Faculty Award for Research Enterprise
The award celebrates successful, enduring partnerships with industry, government and other organisation. This award is for researchers who have achieved, or are achieving, excellence in innovation and enterprise.
2022 Bernard Flynn
Sphingolipids which are an extremely diverse set of lipid molecules (est. > 10,000 species) with important roles in cell membrane dynamics, trafficking of other biomolecules (endosomes and exosomes), cell-signaling and epigenetic modulation. Dysregulation of sphingolipid biosynthesis and signaling underpins pathophysiological events in many diseases: cancer; autoimmune disease; inflammation; neurodegeneration; infection; and cardiometabolic disease. Over the last 12 years A/Prof Bernie Flynn’s group has been undertaking chemical-biology studies of sphingolipid pathways. They use in-house designed small molecules to intercept sphingolipid biosynthesis and signaling. These efforts have helped gain a better understanding of the role of specific sphingolipids in disease and generated new drug leads to intercept them.
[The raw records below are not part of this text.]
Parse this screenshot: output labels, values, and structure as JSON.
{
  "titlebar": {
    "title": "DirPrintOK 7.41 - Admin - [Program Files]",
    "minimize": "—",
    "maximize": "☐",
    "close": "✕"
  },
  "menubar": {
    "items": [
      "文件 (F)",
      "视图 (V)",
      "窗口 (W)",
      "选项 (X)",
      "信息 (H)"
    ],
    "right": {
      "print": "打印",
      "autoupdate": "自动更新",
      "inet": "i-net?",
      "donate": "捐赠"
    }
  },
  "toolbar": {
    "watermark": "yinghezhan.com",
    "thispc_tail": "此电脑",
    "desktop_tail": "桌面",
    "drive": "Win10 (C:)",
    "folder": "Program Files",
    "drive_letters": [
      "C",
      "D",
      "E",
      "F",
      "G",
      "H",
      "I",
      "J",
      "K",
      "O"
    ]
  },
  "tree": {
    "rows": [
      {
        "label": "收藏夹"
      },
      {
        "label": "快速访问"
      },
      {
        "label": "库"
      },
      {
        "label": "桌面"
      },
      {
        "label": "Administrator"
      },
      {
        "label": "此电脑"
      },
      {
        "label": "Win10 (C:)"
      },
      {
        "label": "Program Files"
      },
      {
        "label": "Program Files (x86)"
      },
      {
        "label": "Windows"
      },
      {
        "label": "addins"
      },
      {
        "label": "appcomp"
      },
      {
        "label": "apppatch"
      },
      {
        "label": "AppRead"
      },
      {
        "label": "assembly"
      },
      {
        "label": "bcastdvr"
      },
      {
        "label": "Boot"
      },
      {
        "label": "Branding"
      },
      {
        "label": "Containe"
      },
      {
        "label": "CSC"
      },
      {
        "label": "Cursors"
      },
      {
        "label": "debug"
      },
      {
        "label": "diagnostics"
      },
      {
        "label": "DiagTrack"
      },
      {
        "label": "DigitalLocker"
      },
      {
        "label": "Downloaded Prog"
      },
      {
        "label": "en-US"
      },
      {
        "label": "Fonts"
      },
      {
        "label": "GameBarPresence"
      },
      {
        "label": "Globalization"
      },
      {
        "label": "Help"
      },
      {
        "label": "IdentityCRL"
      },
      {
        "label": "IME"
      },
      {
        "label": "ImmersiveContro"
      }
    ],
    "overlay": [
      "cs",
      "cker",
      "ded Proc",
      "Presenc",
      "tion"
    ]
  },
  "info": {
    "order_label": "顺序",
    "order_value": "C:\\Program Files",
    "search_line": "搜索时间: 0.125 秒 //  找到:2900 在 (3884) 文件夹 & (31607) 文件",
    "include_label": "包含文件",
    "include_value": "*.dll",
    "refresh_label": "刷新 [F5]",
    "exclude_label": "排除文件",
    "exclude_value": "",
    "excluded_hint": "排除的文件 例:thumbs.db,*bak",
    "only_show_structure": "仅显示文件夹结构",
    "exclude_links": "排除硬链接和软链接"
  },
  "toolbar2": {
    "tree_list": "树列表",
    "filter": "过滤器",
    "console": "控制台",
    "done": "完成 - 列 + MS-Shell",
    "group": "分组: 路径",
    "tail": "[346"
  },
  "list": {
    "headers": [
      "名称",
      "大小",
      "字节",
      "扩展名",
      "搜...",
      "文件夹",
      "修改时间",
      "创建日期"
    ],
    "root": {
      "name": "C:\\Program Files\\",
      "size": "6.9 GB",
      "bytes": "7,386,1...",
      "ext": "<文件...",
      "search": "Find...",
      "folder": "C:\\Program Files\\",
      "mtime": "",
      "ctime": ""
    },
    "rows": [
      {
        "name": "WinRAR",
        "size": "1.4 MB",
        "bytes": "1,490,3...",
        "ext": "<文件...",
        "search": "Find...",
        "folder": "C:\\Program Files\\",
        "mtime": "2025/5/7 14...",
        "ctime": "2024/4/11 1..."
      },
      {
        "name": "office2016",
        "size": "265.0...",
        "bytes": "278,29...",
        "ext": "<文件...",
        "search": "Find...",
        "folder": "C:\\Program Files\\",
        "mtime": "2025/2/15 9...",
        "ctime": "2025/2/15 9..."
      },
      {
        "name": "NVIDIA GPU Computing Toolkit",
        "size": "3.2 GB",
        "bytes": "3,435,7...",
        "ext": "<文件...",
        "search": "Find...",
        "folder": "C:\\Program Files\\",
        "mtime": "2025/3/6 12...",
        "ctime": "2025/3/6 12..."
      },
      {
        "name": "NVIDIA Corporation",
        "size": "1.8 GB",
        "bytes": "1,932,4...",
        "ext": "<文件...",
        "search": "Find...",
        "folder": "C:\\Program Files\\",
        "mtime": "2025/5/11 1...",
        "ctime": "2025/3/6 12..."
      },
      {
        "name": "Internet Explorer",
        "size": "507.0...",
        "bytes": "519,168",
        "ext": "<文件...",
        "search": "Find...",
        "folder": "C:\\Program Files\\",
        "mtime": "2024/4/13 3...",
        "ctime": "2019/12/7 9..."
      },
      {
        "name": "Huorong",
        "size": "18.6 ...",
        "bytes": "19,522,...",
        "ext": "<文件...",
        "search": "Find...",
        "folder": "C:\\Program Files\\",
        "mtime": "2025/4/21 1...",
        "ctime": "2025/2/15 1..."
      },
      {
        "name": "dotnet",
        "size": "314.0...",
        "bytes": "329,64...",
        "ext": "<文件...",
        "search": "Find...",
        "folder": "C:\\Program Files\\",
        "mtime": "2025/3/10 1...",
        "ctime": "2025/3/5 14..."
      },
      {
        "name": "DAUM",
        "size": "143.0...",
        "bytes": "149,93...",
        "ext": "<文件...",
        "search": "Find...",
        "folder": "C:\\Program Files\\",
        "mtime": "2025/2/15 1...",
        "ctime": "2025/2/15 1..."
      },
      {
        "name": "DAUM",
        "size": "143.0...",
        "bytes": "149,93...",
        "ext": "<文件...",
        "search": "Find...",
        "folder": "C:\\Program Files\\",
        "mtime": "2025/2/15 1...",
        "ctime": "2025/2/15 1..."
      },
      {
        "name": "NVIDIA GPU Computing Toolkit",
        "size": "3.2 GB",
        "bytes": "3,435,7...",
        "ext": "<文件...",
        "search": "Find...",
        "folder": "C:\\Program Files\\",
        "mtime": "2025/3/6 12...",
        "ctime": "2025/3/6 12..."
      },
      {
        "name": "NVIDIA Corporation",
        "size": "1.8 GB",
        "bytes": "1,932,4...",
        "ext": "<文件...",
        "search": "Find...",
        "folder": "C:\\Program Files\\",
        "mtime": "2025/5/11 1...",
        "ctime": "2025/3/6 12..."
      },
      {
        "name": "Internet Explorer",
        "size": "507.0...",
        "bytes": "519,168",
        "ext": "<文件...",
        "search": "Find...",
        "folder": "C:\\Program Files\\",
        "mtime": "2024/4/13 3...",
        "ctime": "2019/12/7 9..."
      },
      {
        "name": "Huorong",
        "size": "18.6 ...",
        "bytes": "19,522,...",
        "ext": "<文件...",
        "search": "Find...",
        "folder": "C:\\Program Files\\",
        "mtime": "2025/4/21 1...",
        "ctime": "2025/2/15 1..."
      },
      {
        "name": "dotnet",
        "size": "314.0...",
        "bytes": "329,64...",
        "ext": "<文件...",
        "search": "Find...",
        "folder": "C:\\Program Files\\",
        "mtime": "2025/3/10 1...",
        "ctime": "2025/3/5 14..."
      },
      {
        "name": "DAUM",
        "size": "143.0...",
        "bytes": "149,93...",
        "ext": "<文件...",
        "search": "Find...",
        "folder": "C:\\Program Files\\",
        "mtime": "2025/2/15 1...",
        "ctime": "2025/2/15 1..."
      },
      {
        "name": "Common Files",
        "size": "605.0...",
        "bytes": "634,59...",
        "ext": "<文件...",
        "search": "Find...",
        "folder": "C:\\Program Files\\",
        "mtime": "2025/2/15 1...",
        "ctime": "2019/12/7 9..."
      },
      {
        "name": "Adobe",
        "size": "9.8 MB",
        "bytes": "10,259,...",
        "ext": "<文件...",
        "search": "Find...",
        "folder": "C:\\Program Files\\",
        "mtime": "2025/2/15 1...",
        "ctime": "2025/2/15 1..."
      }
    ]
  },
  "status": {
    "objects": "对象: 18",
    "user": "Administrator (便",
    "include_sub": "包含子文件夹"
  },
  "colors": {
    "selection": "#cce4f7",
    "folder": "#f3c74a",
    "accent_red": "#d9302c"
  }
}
In 2021 Bernie founded Ankere Therapeutics with his long-term collaborator Prof Stuart Pitson (UniSA). Ankere is further advancing a new approach developed by Bernie’s group for targeting a key sphingolipid enzyme through induced degradation. The associated drug leads (protein-degraders) are being explored as new therapies for respiratory diseases.
2021 Jonathan Baell
Jonathan discovers new medicines for treating diseases with unmet medical needs with a particular focus on cancer and infectious diseases. His track record is hallmarked by high quality research outcomes in a variety of different areas, as exemplified by a broad and diverse suite of personally driven but widely collaborative patents integrated with subsequent high-quality publications.
With more than 70 granted patents, throughout his career Jonathan has been a driving force in facilitating commercial outcomes from academic research. At any given time, he incubates a variety of enterprising projects to maximise the chances of multiple translational outputs. He is Director of the Australian Translational Medicinal Chemistry Facility (ATMCF), located at MIPS and works with researchers nationwide in order to translate biomedical research outcomes. The Facility has secured over $7M in funding to enable the de-risking of projects through medicinal chemistry optimisation. In addition to the enterprise embodied in the ATMCF, Jonathan’s own patented KAT6A anticancer drug candidates have catalysed a global focus by Pharma on KATs as druggable targets. This innovative KAT6A work also has underpinned several awards, including Australia’s highest medicinal chemistry award, the Adrien Albert Award for Sustained Excellence in Medicinal Chemistry (2018), the Monash University Research Award for the Faculty of Pharmacy and Pharmacology (2019), the Scientific Achievement Award in Drug Discovery and Development (2020), awarded by the American Society for Pharmacology and Experimental Therapeutics, and in 2021 The Australian Academy of Technology and Engineering (ATSE) Clunies Ross Award for Knowledge Commercialisation.
2020 Michelle McIntosh
Michelle McIntosh is the Director of the Medicines Manufacturing Innovation Centre located at MIPS which is supporting Victorian pharmaceutical and allied industries, formulates and develops new products, and is providing a platform for workforce development through undergraduate placements and internships.
The Partnership between the Victorian Government and MIPS was announced in 2016, supports 42 companies and has 56% return customers. The Centre has received over $8M in funding and employs 15 staff and facilitates 45 student placements. The Centre has been awarded the AusBiotech and Johnson & Johnson Industry Excellence Award 2020: Medicines Manufacturing Innovation Centre COVID-19 Life Science Collaboration Industry Excellence Award.
2019 Bernard Flynn
Bernard Flynn has developed a new research program in the area of Chemical Biology. A focus of his Chemical Biology studies is in the design of a biased library of non-lipid sphingolipid mimetics (NLSMs) to probe sphingolipid biosynthesis and signalling.
Bernie’s group have been the first to identify that a specific enzyme in the sphingolipid biosynthesis pathway that can be targeted for therapeutic benefit in fibrotic disease. They have also developed the first low nanomolar inhibitors of this target.
To further the translational impact of this research, Bernie led a commercialisation effort culminating in the start-up company Cincera Therapeutics. Cincera has been founded to develop a first-in-class sphingolipid-targeting antifibrotic for clinical development. Stuart Pitson (UniSA) has been a collaborator of Bernie’s over the last 7 years and Cincera is a joint venture between Monash and UniSA (Monash 85%; UniSA 15% equity). In an investment deal with the Medical Research Commercialisation Fund (MRCF) Cincera has secured $7.0M for lead optimisation and preclinical development of its new therapy.